A comparative study of cellular and molecular pharmacology of doxorubicin and MEN 10755, a disaccharide analogue¹

Abstract

MEN 10755 is a disaccharide anthracycline endowed with a broader spectrum of antitumour activity than doxorubicin (DOX). To investigate the cellular and molecular basis of its action, cytotoxic activity, drug uptake, subcellular localisation, induction of DNA damage, and apoptosis were assessed in the human A2780 ovarian carcinoma cell line. Experiments with radiolabelled anthracyclines indicated that MEN 10755 exhibited reduced cellular accumulation and a different subcellular distribution (higher cytoplasmic/nuclear ratio) than DOX. In spite of the lower nuclear concentration, MEN 10755 was as potent as DOX in eliciting DNA single- and double-strand breaks, G2/M cell arrest, and apoptosis. Sequencing of drug-induced topoisomerase II cleavage sites showed a common DNA cleavage pattern for MEN 10755 and DOX. Cleavage sites were always characterised by the presence of adenine in −1 position. However, the extent of DNA cleavage stimulation induced by MEN 10755 was greater than that produced by DOX. Reversibility studies showed that MEN 10755-stimulated DNA cleavage sites were more persistent than those induced by DOX, thus suggesting a more stable interaction of the drug in the ternary complex. As a whole, the study indicated that the cellular pharmacokinetics of MEN 10755 substantially differs from that of DOX, showing a lower uptake and a different subcellular disposition. In spite of the apparently unfavourable cellular pharmacokinetics, MEN 10755 was still as potent as DOX in inducing topoisomerase-mediated DNA damage. Although the extent and persistence of protein-associated DNA breaks may contribute to the cytotoxic effects, the drug’s efficacy as apoptosis inducer and antitumour agent could not be adequately explained on the basis of DNA damage mediated by the known target (i.e. topoisomerase II), thus supporting additional cellular effects that may be relevant in cellular response.

Introduction

The anthracycline antibiotic doxorubicin (DOX) has been one of the most extensively used agents in the chemotherapy regimens of cancer patients for the past 30 years [1], [2]. The identification of topoisomerase II as the main molecular target of DOX cytotoxicity has provided a biochemical basis for the identification of more effective anthracyclines [3]. DNA topoisomerase catalyses the change in DNA topology via a concerted mechanism of transient DNA strand cleavage and religation.
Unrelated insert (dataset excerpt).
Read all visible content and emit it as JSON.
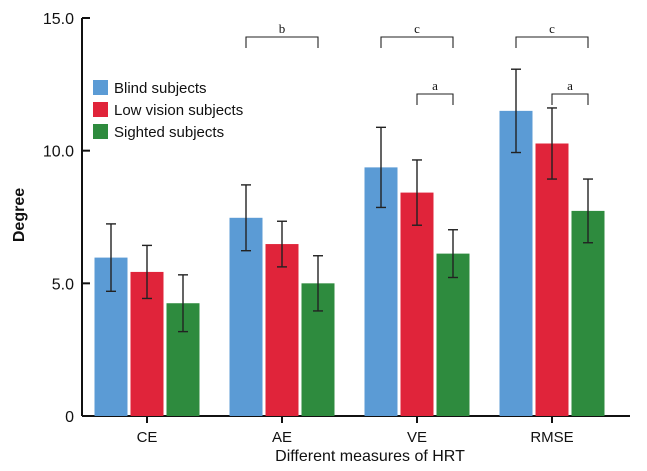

Anthracyclines stabilise a transient DNA-topoisomerase II complex in which DNA strands are cut and covalently linked to the enzyme subunits [4]. The stabilised complex results in DNA damage that is related to the cytotoxic effect [5], [6]. Treatment with topoisomerase II inhibitors results in arrest of cells in the G1 and G2 phases of the cell cycle [5], [6]. G2 arrest was observed after treatment with topoisomerase-targeted drugs, as with agents inducing other types of DNA damage. The net result of the signalling steps after treatment with topoisomerase-directed agents could be the initiation of cell death with the characteristic feature of apoptosis [5], [6].
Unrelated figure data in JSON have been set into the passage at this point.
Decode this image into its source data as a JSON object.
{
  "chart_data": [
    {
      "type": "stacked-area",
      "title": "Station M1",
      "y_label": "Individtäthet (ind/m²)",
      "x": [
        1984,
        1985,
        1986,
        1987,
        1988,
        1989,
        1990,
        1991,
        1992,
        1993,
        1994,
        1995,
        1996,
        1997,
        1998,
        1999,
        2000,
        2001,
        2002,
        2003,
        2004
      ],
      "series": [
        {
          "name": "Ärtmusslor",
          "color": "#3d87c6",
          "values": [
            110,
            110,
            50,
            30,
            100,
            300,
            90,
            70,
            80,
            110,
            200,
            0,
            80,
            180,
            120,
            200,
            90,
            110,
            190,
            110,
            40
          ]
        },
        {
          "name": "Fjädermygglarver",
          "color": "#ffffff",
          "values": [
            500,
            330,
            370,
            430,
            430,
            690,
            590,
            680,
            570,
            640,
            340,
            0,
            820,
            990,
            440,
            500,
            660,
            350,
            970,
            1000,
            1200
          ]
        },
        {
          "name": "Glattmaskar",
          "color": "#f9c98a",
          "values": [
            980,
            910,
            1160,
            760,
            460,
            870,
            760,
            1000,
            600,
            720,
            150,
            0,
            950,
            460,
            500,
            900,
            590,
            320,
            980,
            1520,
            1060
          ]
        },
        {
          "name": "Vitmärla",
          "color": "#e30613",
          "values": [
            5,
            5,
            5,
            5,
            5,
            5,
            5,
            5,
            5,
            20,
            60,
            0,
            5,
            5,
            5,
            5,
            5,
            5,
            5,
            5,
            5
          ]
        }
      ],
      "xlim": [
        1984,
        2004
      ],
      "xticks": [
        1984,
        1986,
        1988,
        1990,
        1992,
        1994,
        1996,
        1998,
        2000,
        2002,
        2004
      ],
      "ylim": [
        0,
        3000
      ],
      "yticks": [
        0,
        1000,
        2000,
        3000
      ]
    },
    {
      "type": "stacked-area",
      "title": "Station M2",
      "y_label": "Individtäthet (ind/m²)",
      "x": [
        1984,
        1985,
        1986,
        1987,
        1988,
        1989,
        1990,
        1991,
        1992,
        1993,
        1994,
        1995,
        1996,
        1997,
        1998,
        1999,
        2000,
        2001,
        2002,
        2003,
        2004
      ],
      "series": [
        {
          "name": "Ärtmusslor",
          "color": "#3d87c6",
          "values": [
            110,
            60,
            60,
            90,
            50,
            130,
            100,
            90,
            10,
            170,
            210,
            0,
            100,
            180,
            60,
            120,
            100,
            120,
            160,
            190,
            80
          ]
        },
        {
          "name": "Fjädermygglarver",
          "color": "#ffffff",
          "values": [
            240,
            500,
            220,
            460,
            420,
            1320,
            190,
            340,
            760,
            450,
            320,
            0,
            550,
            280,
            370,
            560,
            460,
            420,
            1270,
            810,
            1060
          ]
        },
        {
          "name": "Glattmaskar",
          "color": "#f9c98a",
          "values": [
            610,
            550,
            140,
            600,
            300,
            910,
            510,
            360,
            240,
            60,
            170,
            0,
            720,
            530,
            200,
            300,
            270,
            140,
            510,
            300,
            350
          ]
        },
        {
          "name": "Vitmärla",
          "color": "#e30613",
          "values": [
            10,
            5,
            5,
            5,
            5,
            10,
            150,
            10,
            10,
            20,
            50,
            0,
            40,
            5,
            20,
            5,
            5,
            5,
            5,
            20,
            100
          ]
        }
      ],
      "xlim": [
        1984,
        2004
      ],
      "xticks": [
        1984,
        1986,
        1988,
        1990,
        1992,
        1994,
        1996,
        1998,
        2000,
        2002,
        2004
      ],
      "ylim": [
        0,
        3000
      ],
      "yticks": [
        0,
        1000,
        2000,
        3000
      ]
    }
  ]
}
A common structural feature of anthracyclines is the presence of an amino sugar as the carbohydrate moiety directly linked to the chromophore [1]. The non-intercalating moiety of the anthracycline molecule (i.e. the sugar residue) is believed to play a role in the stabilisation of the ternary complex DNA-drug-topoisomerase II [7]. Interestingly, it has been shown that disaccharide anthracyclines have peculiar antitumour properties [8]. A disaccharide anthracycline analogue of the series, MEN 10755, has been shown to produce a broader antitumoural effect than DOX in a wide panel of human tumours xenografted in nude mice, and to be active against tumours naturally resistant to DOX [9], [10]. Furthermore, MEN 10755 was found to induce earlier and greater in vivo apoptosis than DOX in a variety of tumour types [9].
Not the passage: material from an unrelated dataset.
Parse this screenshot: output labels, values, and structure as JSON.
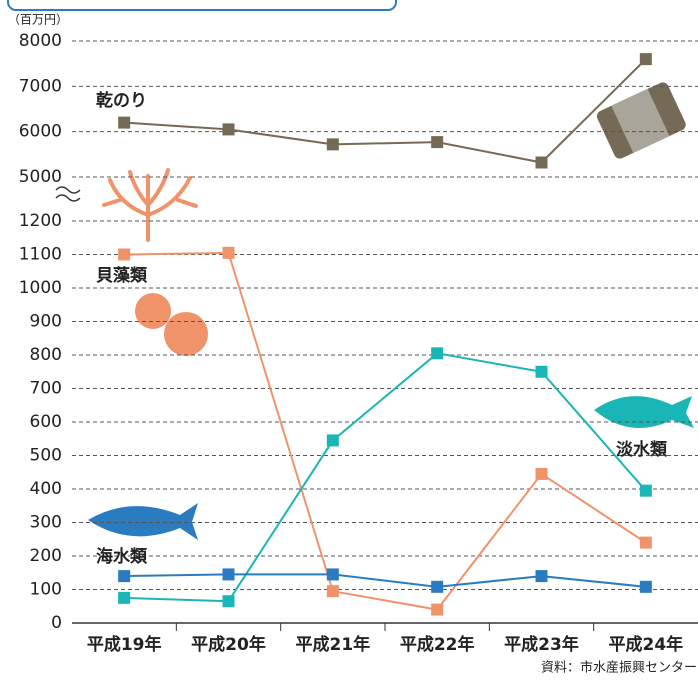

The aim of the study was to investigate the cellular and molecular bases of the efficacy of MEN 10755 and DOX in the human A2780 ovarian cancer cell line, with particular reference to cellular drug uptake and localisation, DNA damage, and induction of apoptosis. The results support an increased ability of the disaccharide analogue to induce topoisomerase-mediated DNA damage in spite of a reduced concentration at the nuclear level.